There were two ways that people could respond to this situation, Fromm argued; either they could reject freedom altogether and embrace counter-Enlightenment movements like fascism, or they could progress to a “positive freedom,” where one can relate oneself “spontaneously to the world in love and work.”

“If the economic, social and political conditions on which the whole process of human individuation depends, do not offer a basis for the realization of individuality,” wrote Fromm, “while at the same time people have lost those ties which gave them security, this lag makes freedom an unbearable burden.” Freedom, he continued, “becomes identical with doubt, with a kind of life which lacks meaning and direction. Powerful tendencies arise to escape from this kind of freedom into submission or some kind of relationship to man and the world which promises relief from uncertainty, even if it deprives the individual of his freedom.”

The reactionary impulse would be to “escape from freedom” and restore the conventions and “primary bonds” of the past, while the progressive impulse would be to progress to a more complete and dynamic kind of freedom.

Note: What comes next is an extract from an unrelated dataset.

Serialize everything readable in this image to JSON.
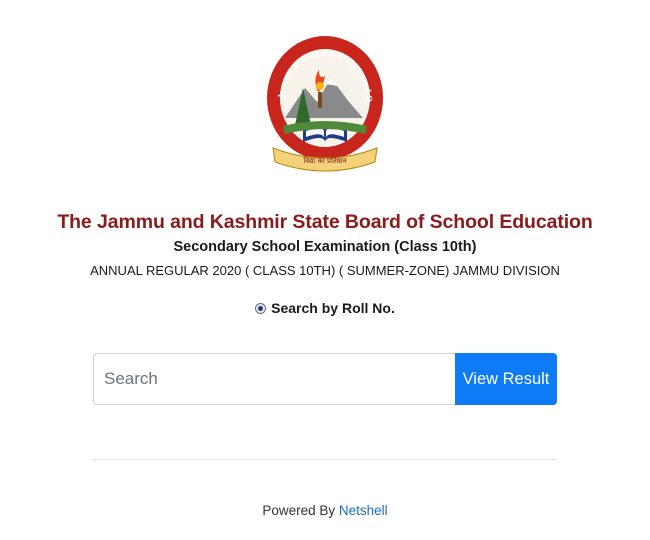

The reader may be wondering where all of this fits in with the current revolt against neoliberalism. Put simply, the neoliberal age has left many people with the same kind of doubts and anxieties that Fromm discussed in his book almost 80 years ago. Numerous articles have been written in recent years about how the policies of neoliberalism have worsened stress and loneliness, exacerbated mental health problems, driven rising rates of suicide and the opioid crisis, and left people feeling desperate and hopeless in general. Globalization, deindustrialization, consumerism and "financialization"; all these economic trends are contributing to the breakdown of our democratic society, leading some to embrace authoritarian alternatives, as many did in Fromm’s day.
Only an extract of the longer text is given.